VA Needs a Cyber Audit of its Governmentwide Financial Services Center

Jonathan Weiss/Shutterstock

The accounting shared services program—used by a range of federal agencies and programs—needs to ensure its systems are secure.

The Veterans Affairs Department needs to audit the cybersecurity of one of its components, and the results will likely have effects beyond the agency.

VA’s Financial Services Center, based in Austin, Texas, released a request for information Friday seeking cybersecurity audit services for the shared services program, which manages accounting and financial services for VA and provides those services to other federal agencies for a fee.

The audit is expected to cover the entirety of FSC’s IT systems—major and minor—covered under the program’s authority to operate, or ATO.

FSC IT officials want the audit to address three main areas. From the RFI:

  • Compliance: Including analysis of VA alignment to and compliance with federal government statutes, mandates and compliance goals.
  • Strategy: Including analysis of how VA is adapting processes, procedures and policies in support of the compliance analytics requirement.
  • Sustainment: Including analysis to support VA alignment to federal frameworks, compliance tools and governance processes to ensure consistency across VA.
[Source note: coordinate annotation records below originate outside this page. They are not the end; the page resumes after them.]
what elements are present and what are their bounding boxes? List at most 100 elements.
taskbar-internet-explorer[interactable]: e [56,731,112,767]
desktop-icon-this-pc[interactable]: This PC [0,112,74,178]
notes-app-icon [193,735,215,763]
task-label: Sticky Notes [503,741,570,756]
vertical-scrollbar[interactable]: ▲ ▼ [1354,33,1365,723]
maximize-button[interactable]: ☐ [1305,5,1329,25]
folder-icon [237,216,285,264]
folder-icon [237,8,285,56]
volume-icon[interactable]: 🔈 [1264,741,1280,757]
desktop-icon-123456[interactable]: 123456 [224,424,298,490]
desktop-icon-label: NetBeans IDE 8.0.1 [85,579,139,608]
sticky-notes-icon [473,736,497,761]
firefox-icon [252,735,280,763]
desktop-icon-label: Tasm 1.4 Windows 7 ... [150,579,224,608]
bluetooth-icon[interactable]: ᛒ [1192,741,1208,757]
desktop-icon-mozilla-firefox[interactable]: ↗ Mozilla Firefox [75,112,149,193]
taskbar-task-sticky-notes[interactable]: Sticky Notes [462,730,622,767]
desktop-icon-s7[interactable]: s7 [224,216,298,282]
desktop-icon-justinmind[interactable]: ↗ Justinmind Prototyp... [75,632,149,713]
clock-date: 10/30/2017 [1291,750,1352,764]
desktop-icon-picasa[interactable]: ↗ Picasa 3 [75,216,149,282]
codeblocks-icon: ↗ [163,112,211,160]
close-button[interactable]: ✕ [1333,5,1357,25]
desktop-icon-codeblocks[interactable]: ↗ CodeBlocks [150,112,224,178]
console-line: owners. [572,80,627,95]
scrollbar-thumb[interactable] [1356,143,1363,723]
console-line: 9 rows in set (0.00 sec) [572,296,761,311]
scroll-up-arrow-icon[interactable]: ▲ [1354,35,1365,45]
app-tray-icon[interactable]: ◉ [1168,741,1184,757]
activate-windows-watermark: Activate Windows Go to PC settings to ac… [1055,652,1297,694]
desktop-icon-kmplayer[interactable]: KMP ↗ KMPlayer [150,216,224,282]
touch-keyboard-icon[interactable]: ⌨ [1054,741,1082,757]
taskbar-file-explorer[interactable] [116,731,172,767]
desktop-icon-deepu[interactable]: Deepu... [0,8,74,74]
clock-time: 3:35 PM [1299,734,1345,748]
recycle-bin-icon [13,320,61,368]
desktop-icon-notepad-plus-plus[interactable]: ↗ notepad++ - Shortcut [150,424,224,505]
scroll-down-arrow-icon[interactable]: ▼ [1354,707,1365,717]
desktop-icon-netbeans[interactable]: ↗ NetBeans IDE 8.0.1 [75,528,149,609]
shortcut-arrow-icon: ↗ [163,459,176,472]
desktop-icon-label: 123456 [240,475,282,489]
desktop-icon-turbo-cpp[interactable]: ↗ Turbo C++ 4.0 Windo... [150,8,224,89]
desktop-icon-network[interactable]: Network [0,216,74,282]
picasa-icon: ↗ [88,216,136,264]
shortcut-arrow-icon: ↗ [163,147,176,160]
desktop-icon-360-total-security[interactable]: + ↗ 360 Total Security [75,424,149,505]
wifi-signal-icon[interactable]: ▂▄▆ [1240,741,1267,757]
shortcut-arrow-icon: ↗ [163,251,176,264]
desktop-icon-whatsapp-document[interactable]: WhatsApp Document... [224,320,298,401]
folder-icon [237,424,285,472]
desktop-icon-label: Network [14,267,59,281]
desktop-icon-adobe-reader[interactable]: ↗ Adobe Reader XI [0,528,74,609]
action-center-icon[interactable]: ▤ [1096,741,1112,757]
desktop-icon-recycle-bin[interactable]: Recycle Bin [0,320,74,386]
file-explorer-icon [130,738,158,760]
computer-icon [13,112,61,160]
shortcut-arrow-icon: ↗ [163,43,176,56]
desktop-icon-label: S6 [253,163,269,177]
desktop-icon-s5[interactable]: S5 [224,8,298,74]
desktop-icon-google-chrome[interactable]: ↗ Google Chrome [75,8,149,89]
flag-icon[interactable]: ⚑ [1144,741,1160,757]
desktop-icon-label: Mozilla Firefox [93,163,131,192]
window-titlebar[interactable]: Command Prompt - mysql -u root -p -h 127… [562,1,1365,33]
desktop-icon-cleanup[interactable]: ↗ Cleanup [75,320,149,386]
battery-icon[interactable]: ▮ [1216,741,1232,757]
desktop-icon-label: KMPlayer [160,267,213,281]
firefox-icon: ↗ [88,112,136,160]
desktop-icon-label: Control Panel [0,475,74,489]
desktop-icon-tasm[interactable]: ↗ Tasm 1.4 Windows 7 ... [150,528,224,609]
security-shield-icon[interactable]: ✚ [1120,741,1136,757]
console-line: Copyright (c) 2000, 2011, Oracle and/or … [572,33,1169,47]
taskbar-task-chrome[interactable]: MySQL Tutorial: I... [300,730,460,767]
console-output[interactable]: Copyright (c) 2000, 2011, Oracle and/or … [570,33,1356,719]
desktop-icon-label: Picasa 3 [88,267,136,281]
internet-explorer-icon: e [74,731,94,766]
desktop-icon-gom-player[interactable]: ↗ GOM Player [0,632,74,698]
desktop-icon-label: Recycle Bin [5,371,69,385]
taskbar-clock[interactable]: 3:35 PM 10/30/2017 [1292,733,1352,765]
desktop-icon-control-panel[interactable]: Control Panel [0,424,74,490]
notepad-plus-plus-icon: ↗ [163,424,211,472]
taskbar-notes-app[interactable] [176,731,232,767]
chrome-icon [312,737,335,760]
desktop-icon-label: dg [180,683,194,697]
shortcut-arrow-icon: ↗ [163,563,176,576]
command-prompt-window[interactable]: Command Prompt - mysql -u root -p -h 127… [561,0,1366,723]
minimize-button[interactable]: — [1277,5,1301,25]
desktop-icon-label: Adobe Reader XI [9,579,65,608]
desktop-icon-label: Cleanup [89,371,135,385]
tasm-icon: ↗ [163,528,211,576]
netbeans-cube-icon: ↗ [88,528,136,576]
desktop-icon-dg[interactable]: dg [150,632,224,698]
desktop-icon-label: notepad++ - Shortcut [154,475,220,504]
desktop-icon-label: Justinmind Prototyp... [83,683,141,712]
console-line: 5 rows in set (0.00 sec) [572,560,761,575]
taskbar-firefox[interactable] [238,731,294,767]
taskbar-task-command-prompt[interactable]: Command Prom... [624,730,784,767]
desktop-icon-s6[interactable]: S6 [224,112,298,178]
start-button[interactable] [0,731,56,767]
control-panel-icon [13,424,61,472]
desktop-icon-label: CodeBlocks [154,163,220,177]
“The contractor shall provide a gap analysis on which cybersecurity tools, processes, and controls the government should employ and provide recommendations of methods to improve visibility as well as incident response time following VA best practices,” the RFI states.

In order to keep FSC officials in the loop along the way, the vendor will be expected to file an initial assessment report 45 days after the contract is awarded; weekly progress reports; a monthly program management report; and, ultimately, a final assessment report.

While FSC is looking for feedback from the marketplace, the eventual solicitation likely won’t be a full and open competition. Per the RFI, FSC plans to make an award off of VA’s Transformation Twenty-One Total Technology Next Generation, or T4NG, contract.

Responses to the RFI are due by 2 p.m. August 11.

FSC officials expect work on the contract to start six months from date of award.